Escolto esta entrega con sendos postulados reconocidos, unánimemente, por los demócratas auténticos: no a la sociedad estamental, uno; sí a los votos que se cuentan y no a los que se pesan, dos. Claro está que esto, en cualquier sociedad y aún en los Estados con democracias consolidadas, no existe químicamente con pureza, son fenómenos sociales, no procesos en la campana de un laboratorio. 

Hay corporaciones que aplastan a los ciudadanos individuales, negando ese gran paso que dio la sociedad cuando pasó del simple status elemental y tradicional –así naciste, así morirás– al contractus, es decir, a la construcción de consensos estructurales en la que todos cuentan por igual. 

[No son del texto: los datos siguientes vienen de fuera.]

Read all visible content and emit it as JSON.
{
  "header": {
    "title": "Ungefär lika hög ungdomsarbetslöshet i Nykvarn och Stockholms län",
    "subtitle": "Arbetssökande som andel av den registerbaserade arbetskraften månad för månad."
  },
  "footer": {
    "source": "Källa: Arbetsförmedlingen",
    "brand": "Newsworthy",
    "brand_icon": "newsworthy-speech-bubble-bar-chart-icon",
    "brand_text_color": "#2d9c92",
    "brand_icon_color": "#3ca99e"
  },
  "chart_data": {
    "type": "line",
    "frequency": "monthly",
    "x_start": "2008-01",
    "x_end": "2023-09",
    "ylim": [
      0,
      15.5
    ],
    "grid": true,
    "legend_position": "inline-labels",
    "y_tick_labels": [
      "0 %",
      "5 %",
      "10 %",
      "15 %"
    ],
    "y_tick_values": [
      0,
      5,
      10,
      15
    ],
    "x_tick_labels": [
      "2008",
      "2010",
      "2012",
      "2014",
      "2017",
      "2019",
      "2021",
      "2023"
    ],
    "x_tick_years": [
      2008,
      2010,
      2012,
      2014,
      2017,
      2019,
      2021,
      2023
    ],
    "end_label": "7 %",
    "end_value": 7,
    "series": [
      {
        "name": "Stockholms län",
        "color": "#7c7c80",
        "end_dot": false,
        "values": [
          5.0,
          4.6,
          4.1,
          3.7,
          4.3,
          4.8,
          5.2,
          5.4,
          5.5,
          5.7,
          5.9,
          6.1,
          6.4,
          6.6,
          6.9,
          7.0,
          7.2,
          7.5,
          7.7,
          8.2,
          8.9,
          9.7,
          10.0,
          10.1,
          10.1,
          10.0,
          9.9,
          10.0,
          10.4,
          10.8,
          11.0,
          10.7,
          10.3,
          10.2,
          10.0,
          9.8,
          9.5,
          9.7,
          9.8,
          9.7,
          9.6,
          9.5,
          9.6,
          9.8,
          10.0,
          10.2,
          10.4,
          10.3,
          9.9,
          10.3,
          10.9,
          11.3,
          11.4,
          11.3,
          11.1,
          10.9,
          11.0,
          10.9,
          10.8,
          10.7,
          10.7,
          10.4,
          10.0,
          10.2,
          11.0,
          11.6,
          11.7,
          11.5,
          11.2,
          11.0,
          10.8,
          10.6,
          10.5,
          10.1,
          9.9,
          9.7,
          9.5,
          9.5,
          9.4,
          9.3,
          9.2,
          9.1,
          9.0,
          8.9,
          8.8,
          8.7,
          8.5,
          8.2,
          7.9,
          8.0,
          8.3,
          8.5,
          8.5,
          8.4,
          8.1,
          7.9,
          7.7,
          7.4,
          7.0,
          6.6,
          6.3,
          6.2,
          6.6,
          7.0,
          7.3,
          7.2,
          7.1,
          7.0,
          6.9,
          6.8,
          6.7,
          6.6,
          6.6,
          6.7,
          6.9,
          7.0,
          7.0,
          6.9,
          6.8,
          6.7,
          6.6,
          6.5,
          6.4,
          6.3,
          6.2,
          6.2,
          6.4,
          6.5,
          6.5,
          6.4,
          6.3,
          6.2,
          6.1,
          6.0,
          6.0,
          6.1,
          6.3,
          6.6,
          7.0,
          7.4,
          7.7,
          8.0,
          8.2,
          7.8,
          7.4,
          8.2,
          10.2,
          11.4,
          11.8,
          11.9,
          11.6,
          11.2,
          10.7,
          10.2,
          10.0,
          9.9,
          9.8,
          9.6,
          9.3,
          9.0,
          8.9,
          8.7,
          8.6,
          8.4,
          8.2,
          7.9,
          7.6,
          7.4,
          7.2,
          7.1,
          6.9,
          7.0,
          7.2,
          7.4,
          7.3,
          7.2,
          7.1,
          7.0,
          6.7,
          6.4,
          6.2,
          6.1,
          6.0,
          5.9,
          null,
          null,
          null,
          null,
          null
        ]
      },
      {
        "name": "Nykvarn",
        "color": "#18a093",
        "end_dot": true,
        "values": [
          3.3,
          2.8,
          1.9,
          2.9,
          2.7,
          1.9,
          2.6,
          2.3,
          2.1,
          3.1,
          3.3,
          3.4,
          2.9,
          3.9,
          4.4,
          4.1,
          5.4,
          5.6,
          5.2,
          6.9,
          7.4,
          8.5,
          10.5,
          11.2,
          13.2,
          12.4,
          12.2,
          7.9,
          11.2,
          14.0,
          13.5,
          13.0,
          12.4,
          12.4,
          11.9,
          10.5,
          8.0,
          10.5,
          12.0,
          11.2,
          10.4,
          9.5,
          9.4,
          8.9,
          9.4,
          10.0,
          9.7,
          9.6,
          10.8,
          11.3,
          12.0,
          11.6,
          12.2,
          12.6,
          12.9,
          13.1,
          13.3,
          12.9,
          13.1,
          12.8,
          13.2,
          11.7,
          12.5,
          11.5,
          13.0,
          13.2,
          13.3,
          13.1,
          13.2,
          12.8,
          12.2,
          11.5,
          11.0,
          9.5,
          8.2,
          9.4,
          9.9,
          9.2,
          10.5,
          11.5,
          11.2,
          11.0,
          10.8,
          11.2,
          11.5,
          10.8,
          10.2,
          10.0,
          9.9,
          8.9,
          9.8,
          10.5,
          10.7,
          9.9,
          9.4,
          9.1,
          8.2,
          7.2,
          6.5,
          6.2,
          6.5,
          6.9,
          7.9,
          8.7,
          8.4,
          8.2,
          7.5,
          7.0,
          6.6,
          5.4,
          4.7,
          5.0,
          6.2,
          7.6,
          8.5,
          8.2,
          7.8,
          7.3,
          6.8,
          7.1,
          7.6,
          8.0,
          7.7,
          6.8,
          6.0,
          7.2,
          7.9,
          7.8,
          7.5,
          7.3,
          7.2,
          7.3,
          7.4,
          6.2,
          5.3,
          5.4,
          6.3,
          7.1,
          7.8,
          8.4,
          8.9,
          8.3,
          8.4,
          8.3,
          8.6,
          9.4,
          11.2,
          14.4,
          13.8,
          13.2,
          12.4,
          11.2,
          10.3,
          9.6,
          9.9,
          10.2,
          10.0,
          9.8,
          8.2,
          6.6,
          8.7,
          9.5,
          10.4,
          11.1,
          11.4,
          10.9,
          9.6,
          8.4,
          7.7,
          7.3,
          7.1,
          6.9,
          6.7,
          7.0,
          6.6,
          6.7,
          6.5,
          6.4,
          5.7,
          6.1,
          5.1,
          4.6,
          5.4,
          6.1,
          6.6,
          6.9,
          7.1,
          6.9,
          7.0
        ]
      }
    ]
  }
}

En la realidad mexicana padecemos estamentos de diversa índole: va desde cualquier ciudadano que construye su feudo en el movimiento urbano y en dos o tres colonias populares, hasta los grupos empresariales que se quieren mover como si fueran un cuerpo único y además privilegiado, por autoestimarse como los únicos que deciden el futuro del país, porque se ostentan como dueños del mismo. Pasando, desde luego, por ese gran conjunto de cárceles sociales que son las agrupaciones sindicales que se construyeron como aparato propartidario a partir de los años treinta del siglo pasado y que marcan línea a sus agremiados para que actúen en tal o cual sentido: los famosos sectores del PRI.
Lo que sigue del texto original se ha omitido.